Dari dokumen yang beredar, Deklarasi Damai itu ditandatangani oleh tokoh-tokoh yang mewakili umat Kristen, Islam, pemerintah, tokoh agama, tokoh masyarakat, dan Forkompida Minut. Juga disaksikan Gubernur Olly Dondokambey, Kapolda Irjen Sigit Tri Hardjanto, dan jajaran Forkompinda Sulut.

Boleh jadi, Deklarasi Damai ini tak memuaskan berbagai pihak. Tetapi, hendaknya semua pihak punya kesepakatan yang sama: menjaga Sulawesi Utara, bumi Nyiur Melambai tetap rukun dan damai. Inilah ‘titik temu’ dan tujuan kita semua. Tidak saja untuk menjaga reputasi Sulut sebagai “percontohan hidup rukun dan damai”. Tapi itulah perintah semua agama yang kita anut, akar kearifan lokal, dan salah satu wujud “kemuliaan budaya” warga Sulut.

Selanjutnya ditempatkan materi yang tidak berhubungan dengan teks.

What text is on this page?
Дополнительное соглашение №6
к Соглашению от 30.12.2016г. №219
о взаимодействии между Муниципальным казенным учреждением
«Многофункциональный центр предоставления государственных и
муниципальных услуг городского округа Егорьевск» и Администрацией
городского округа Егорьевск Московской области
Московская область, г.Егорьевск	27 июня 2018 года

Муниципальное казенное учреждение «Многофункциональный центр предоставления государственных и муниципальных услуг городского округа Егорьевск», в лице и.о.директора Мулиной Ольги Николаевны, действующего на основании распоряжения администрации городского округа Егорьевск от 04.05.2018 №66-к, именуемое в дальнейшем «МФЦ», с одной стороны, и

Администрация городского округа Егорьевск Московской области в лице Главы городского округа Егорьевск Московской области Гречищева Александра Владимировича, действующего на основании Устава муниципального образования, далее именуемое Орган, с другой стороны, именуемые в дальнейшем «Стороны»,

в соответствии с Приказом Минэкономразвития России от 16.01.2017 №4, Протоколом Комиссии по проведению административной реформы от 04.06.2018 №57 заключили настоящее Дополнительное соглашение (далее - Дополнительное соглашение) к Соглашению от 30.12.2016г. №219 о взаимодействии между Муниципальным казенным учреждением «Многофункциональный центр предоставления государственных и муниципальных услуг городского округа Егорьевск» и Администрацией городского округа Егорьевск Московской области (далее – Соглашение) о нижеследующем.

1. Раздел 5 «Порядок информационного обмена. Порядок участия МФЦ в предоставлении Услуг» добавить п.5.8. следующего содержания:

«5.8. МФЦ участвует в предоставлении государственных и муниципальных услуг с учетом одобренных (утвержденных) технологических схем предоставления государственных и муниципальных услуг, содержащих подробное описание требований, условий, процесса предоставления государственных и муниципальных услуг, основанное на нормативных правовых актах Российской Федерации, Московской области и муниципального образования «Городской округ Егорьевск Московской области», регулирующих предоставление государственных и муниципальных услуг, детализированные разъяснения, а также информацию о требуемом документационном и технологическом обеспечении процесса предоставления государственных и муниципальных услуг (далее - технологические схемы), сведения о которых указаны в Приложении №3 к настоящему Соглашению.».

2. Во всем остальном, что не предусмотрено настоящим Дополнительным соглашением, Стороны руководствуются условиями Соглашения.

Dengan reputasi, kearifan lokal, dan kemuliaan budaya tersebut, Sulut memiliki banyak kepeloporan dan keteladanan tentang toleransi dan hidup berdampingan secara damai. Kampung Jawa Tondano (Jaton), Mesjid Al Muhajirin, Gereja GMIBM Immanuel, dan Pura Puseh satu halaman di Desa Mopuya Selatan, Dumoga, Bolmong, dan paling terakhir Munumen Bukit Kasih di Kanonang, Minahasa, merupakan tiga dari sekian banyak puncak-puncak keteladanan hidup rukun damai langgeng di Sulut.

Ketika terjadi kerusuhan dan konflik horisontal di Ambon, Ternate, Halmahera, dan Poso di tahun 2000-2002, Sulut menjadi “rumah rukun damai” bagi mereka yang menjadi korban konflik. Mereka yang mengungsi ke Sulut pada waktu itu membawa penderitaan, kepedihan, kekelaman, dan semua memori yang bisa menyulut tindakan destruktif. Tetapi, yang luar biasa, semua itu “melebur dalam budaya rukun dan damai” warga Sulut.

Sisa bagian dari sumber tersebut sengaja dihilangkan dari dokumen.